#R-help to exercise 5 in BSS

 

 

# QUESTION a)

 

# Read the data into a dataframe, give names to the variables, and inspect the data:

salinity<-read.table("http://www.math.uio.no/avdc/kurs/STK4900/data/exer5.dat")

names(salinity)<-c("salt","saltprev","trend","discharge")

salinity

 

# Check that the data correspond to those given in the exercise.

 

 

# Get an overview of the data:

summary(salinity)

plot(salinity)

 

# Make sure that you understand what the summary measures tell you!
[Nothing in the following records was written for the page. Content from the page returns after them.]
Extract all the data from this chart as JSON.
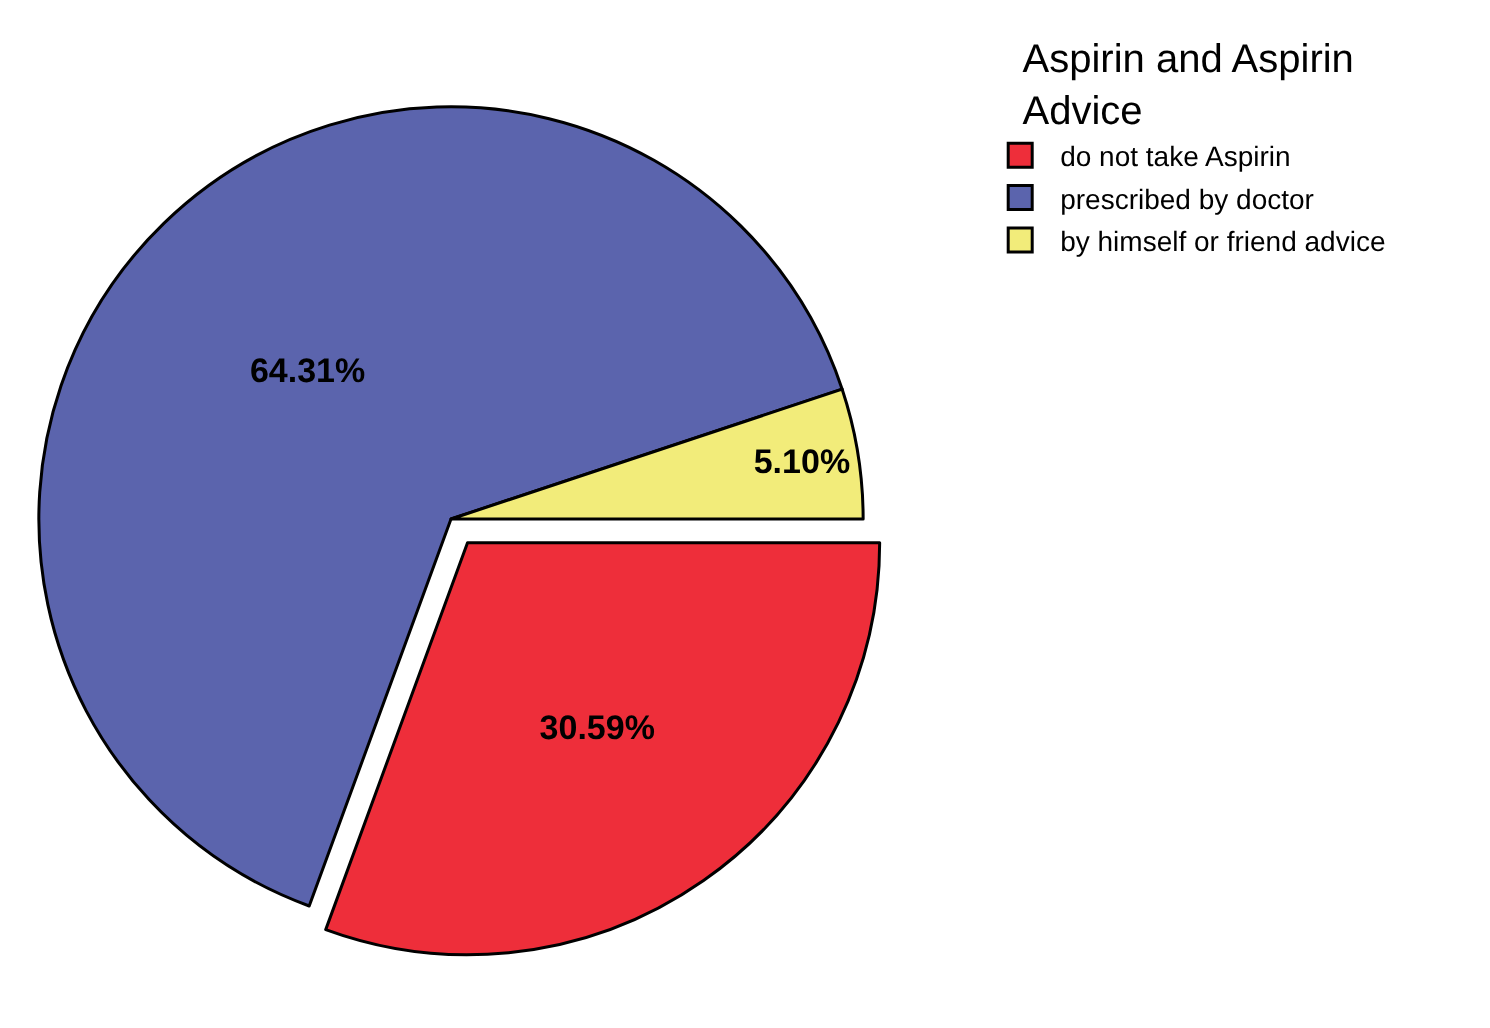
{
  "chart_data": {
    "type": "pie",
    "legend_title": "Aspirin and Aspirin Advice",
    "categories": [
      "do not take Aspirin",
      "prescribed by doctor",
      "by himself or friend advice"
    ],
    "values": [
      30.59,
      64.31,
      5.1
    ],
    "colors": [
      "#ee2e3a",
      "#5b64ad",
      "#f2ec7a"
    ],
    "value_labels": [
      "30.59%",
      "64.31%",
      "5.10%"
    ],
    "legend": "top right"
  }
}
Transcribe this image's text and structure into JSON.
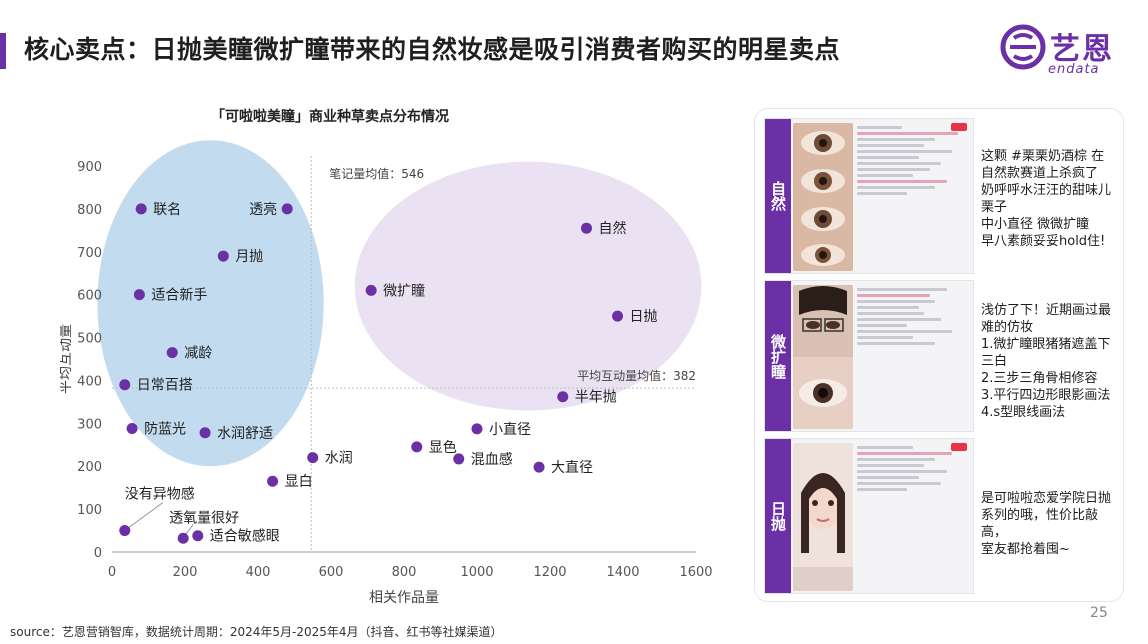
{
  "header": {
    "title": "核心卖点：日抛美瞳微扩瞳带来的自然妆感是吸引消费者购买的明星卖点"
  },
  "logo": {
    "cn": "艺恩",
    "en": "endata",
    "accent": "#6b2fa6"
  },
  "chart_title": "「可啦啦美瞳」商业种草卖点分布情况",
  "chart_data": {
    "type": "scatter",
    "xlabel": "相关作品量",
    "ylabel": "平均互动量",
    "xlim": [
      0,
      1600
    ],
    "ylim": [
      0,
      900
    ],
    "xticks": [
      0,
      200,
      400,
      600,
      800,
      1000,
      1200,
      1400,
      1600
    ],
    "yticks": [
      0,
      100,
      200,
      300,
      400,
      500,
      600,
      700,
      800,
      900
    ],
    "ref_lines": {
      "x_mean": {
        "value": 546,
        "label": "笔记量均值：546"
      },
      "y_mean": {
        "value": 382,
        "label": "平均互动量均值：382"
      }
    },
    "point_color": "#6b2fa6",
    "points": [
      {
        "label": "联名",
        "x": 80,
        "y": 800
      },
      {
        "label": "透亮",
        "x": 480,
        "y": 800
      },
      {
        "label": "月抛",
        "x": 305,
        "y": 690
      },
      {
        "label": "适合新手",
        "x": 75,
        "y": 600
      },
      {
        "label": "减龄",
        "x": 165,
        "y": 465
      },
      {
        "label": "日常百搭",
        "x": 35,
        "y": 390
      },
      {
        "label": "防蓝光",
        "x": 55,
        "y": 288
      },
      {
        "label": "水润舒适",
        "x": 255,
        "y": 278
      },
      {
        "label": "水润",
        "x": 550,
        "y": 220
      },
      {
        "label": "显白",
        "x": 440,
        "y": 165
      },
      {
        "label": "没有异物感",
        "x": 35,
        "y": 50
      },
      {
        "label": "透氧量很好",
        "x": 195,
        "y": 32
      },
      {
        "label": "适合敏感眼",
        "x": 235,
        "y": 38
      },
      {
        "label": "微扩瞳",
        "x": 710,
        "y": 610
      },
      {
        "label": "自然",
        "x": 1300,
        "y": 755
      },
      {
        "label": "日抛",
        "x": 1385,
        "y": 550
      },
      {
        "label": "半年抛",
        "x": 1235,
        "y": 362
      },
      {
        "label": "小直径",
        "x": 1000,
        "y": 287
      },
      {
        "label": "显色",
        "x": 835,
        "y": 245
      },
      {
        "label": "混血感",
        "x": 950,
        "y": 217
      },
      {
        "label": "大直径",
        "x": 1170,
        "y": 198
      }
    ],
    "clusters": [
      {
        "name": "left-cluster",
        "color": "#b7d5ec",
        "cx": 270,
        "cy": 580,
        "rx": 310,
        "ry": 380
      },
      {
        "name": "right-cluster",
        "color": "#e6ddf0",
        "cx": 1140,
        "cy": 620,
        "rx": 475,
        "ry": 290
      }
    ]
  },
  "cards": [
    {
      "tag": "自然",
      "caption": [
        "这颗 #栗栗奶酒棕 在",
        "自然款赛道上杀疯了",
        "奶呼呼水汪汪的甜味儿",
        "栗子",
        "中小直径 微微扩瞳",
        "早八素颜妥妥hold住!"
      ]
    },
    {
      "tag": "微扩瞳",
      "caption": [
        "浅仿了下！近期画过最",
        "难的仿妆",
        "1.微扩瞳眼猪猪遮盖下",
        "三白",
        "2.三步三角骨相修容",
        "3.平行四边形眼影画法",
        "4.s型眼线画法"
      ]
    },
    {
      "tag": "日抛",
      "caption": [
        "是可啦啦恋爱学院日抛",
        "系列的哦，性价比敲高，",
        "室友都抢着囤~"
      ]
    }
  ],
  "source": "source：艺恩营销智库，数据统计周期：2024年5月-2025年4月（抖音、红书等社媒渠道）",
  "page_number": "25"
}
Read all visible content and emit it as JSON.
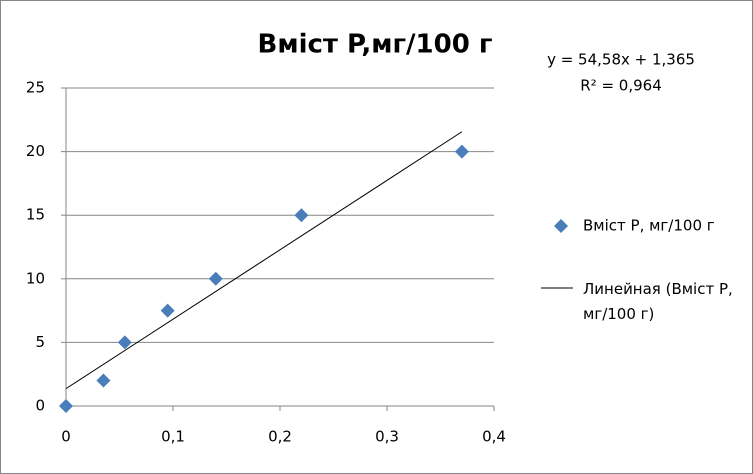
{
  "chart_data": {
    "type": "scatter",
    "title": "Вміст P,мг/100 г",
    "series": [
      {
        "name": "Вміст P, мг/100 г",
        "color": "#4a7ebb",
        "x": [
          0,
          0.035,
          0.055,
          0.095,
          0.14,
          0.22,
          0.37
        ],
        "values": [
          0,
          2,
          5,
          7.5,
          10,
          15,
          20
        ]
      }
    ],
    "trendline": {
      "name": "Линейная (Вміст P, мг/100 г)",
      "color": "#000000",
      "slope": 54.58,
      "intercept": 1.365,
      "equation": "y = 54,58x + 1,365",
      "r_squared": "R² = 0,964"
    },
    "xlim": [
      0,
      0.4
    ],
    "xticks": [
      0,
      {
        "value": 0.1,
        "label": "0,1"
      },
      {
        "value": 0.2,
        "label": "0,2"
      },
      {
        "value": 0.3,
        "label": "0,3"
      },
      {
        "value": 0.4,
        "label": "0,4"
      }
    ],
    "ylim": [
      0,
      25
    ],
    "yticks": [
      0,
      5,
      10,
      15,
      20,
      25
    ],
    "grid": true,
    "legend": "right"
  }
}
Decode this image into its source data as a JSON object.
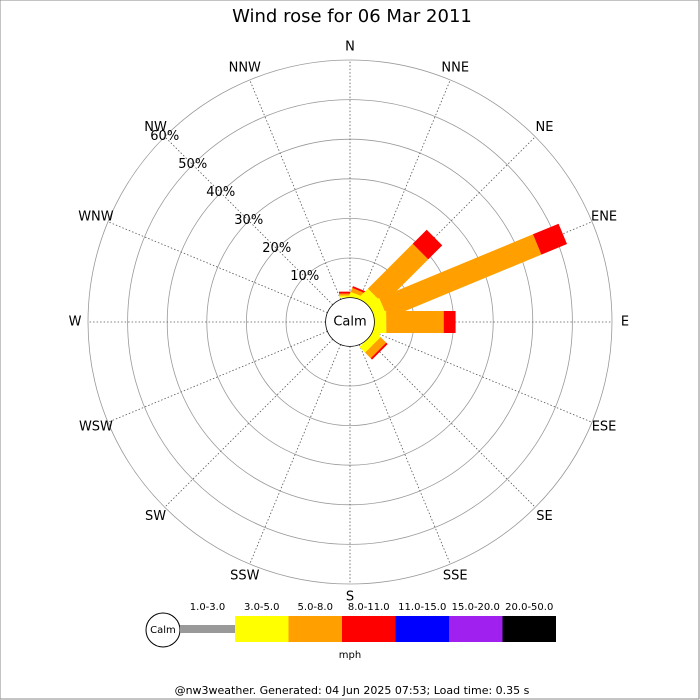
{
  "chart_data": {
    "type": "windrose",
    "title": "Wind rose for 06 Mar 2011",
    "calm_label": "Calm",
    "unit": "mph",
    "footer": "@nw3weather. Generated: 04 Jun 2025 07:53; Load time: 0.35 s",
    "directions": [
      "N",
      "NNE",
      "NE",
      "ENE",
      "E",
      "ESE",
      "SE",
      "SSE",
      "S",
      "SSW",
      "SW",
      "WSW",
      "W",
      "WNW",
      "NW",
      "NNW"
    ],
    "rlim": [
      0,
      60
    ],
    "rticks": [
      {
        "value": 10,
        "label": "10%"
      },
      {
        "value": 20,
        "label": "20%"
      },
      {
        "value": 30,
        "label": "30%"
      },
      {
        "value": 40,
        "label": "40%"
      },
      {
        "value": 50,
        "label": "50%"
      },
      {
        "value": 60,
        "label": "60%"
      }
    ],
    "series": [
      {
        "name": "1.0-3.0",
        "color": "#999999",
        "values": [
          0,
          0,
          0,
          0,
          0,
          0,
          0,
          0,
          0,
          0,
          0,
          0,
          0,
          0,
          0,
          0
        ]
      },
      {
        "name": "3.0-5.0",
        "color": "#ffff00",
        "values": [
          0.5,
          1,
          3,
          3,
          3,
          2,
          2,
          0,
          0,
          0,
          0,
          0,
          0,
          0,
          0,
          0
        ]
      },
      {
        "name": "5.0-8.0",
        "color": "#ffa000",
        "values": [
          0.5,
          1,
          16,
          42,
          14.5,
          0,
          2,
          0,
          0,
          0,
          0,
          0,
          0,
          0,
          0,
          0
        ]
      },
      {
        "name": "8.0-11.0",
        "color": "#ff0000",
        "values": [
          0.5,
          0.5,
          5,
          7,
          3,
          0,
          0.5,
          0,
          0,
          0,
          0,
          0,
          0,
          0,
          0,
          0
        ]
      },
      {
        "name": "11.0-15.0",
        "color": "#0000ff",
        "values": [
          0,
          0,
          0,
          0,
          0,
          0,
          0,
          0,
          0,
          0,
          0,
          0,
          0,
          0,
          0,
          0
        ]
      },
      {
        "name": "15.0-20.0",
        "color": "#a020f0",
        "values": [
          0,
          0,
          0,
          0,
          0,
          0,
          0,
          0,
          0,
          0,
          0,
          0,
          0,
          0,
          0,
          0
        ]
      },
      {
        "name": "20.0-50.0",
        "color": "#000000",
        "values": [
          0,
          0,
          0,
          0,
          0,
          0,
          0,
          0,
          0,
          0,
          0,
          0,
          0,
          0,
          0,
          0
        ]
      }
    ]
  }
}
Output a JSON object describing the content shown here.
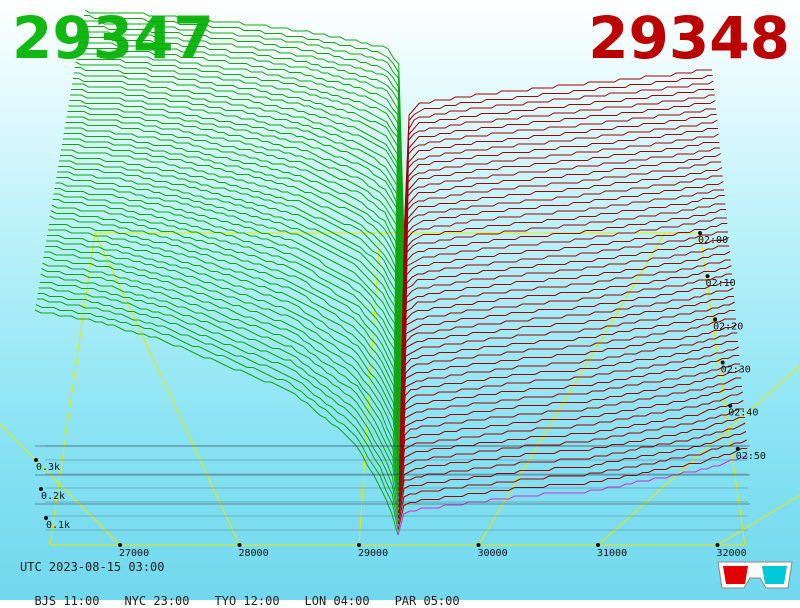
{
  "header": {
    "bid_price": "29347",
    "ask_price": "29348",
    "bid_color": "#11b811",
    "ask_color": "#bb0000"
  },
  "footer": {
    "utc": "UTC 2023-08-15 03:00",
    "zones": [
      "BJS 11:00",
      "NYC 23:00",
      "TYO 12:00",
      "LON 04:00",
      "PAR 05:00"
    ]
  },
  "icons": {
    "stereo_glasses": "3d-glasses-icon"
  },
  "chart_data": {
    "type": "area",
    "subtype": "3d-order-book-depth",
    "title": "",
    "price_axis": {
      "ticks": [
        27000,
        28000,
        29000,
        30000,
        31000,
        32000
      ],
      "labels": [
        "27000",
        "28000",
        "29000",
        "30000",
        "31000",
        "32000"
      ]
    },
    "depth_axis": {
      "ticks": [
        100,
        200,
        300
      ],
      "labels": [
        "0.1k",
        "0.2k",
        "0.3k"
      ]
    },
    "time_axis": {
      "labels": [
        "02:00",
        "02:10",
        "02:20",
        "02:30",
        "02:40",
        "02:50"
      ]
    },
    "grid": true,
    "colors": {
      "bids": "#0fa80f",
      "asks": "#a00000",
      "latest_ask": "#cc33cc",
      "grid": "#e8e800"
    },
    "bids_depth_at_price": {
      "x": [
        26500,
        27000,
        27500,
        28000,
        28500,
        29000,
        29200,
        29300,
        29347
      ],
      "depth_front": [
        310,
        295,
        270,
        235,
        200,
        130,
        70,
        30,
        0
      ],
      "depth_back": [
        430,
        425,
        415,
        405,
        390,
        370,
        360,
        330,
        0
      ]
    },
    "asks_depth_at_price": {
      "x": [
        29348,
        29400,
        29500,
        30000,
        30500,
        31000,
        31500,
        32000,
        32400
      ],
      "depth_front": [
        0,
        30,
        35,
        45,
        55,
        60,
        75,
        90,
        110
      ],
      "depth_back": [
        0,
        240,
        255,
        270,
        280,
        290,
        300,
        310,
        320
      ]
    },
    "snapshots": 55
  }
}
# What do you see from the scatter plots?

 

 

# Attach the dataframe

attach(salinity)

 

# Do linear regression with all three covariates and inspect the results:

lmfull<-lm(salt~saltprev+trend+discharge)

summary(lmfull)

 

# How important are each of the covariates? How does this agree with the scatter plots?

 

 

# QUESTION ?b)

 

# Compute fitted values and residuals::

saltfit<-lmfull$fit

saltres<-salt-saltfit

summary(saltres)

 

# You may get the residuals directly as "lmfull$res". Check that this is the case:

summary(lmfull$res)

 

#(The sum of the residuals is zero, so small differences in their means are due to rounding.)

 

 

# QUESTION ?c)

 

# We will make various plots of the residuals

 

# Histogram and Q-Q plot (make one plot at a time)

hist(lmfull$res)

qqnorm(lmfull$res)

 

# What do the plots tell you?

 

 

# Residuals versus fitted values:

plot(lmfull$fit, lmfull$res, xlab="Fitted values", ylab="Residuals")

 

# What does the plot tell you?

 

 

# Residuals versus each of the covariates (make one at a time):

plot(saltprev, lmfull$res, ylab="Residuals")

plot(trend, lmfull$res, ylab="Residuals")

plot(discharge, lmfull$res, ylab="Residuals")

 

# What do the plots tell you? Are there indications of deviation from linearity?

 

 

# Residuals versus observation number (we do not know if ?the data are recorded in the order they are given, which would be the case in a real study):

plot(lmfull$res, xlab="obs.number", ylab="residuals")

 

# What do the plot tell you?

#Can you see any signs of autocorrelation?

 

 

# There are a number of other useful plots for the residuals.

# You get a number of plots (some of those just given and some others) by the command

# (the command may give six different plots ? we show the four first of these):

par(mfrow=c(2,2))

plot(lmfull, 1:4)

par(mfrow=c(1,1))

 

# Try to understand what each of the plots tells you!.

 

 

 

# QUESTION d)

 

# Fit a model without trend? (why?):

 

lmred1<-lm(salt~saltprev+discharge)

summary(lmred1)

 

# How is this model compared with the one that also includes trend?

 

 

# Try yourself other models (e.g. with second order term for discharge)

# Which model would you suggest to use for predicting salinity?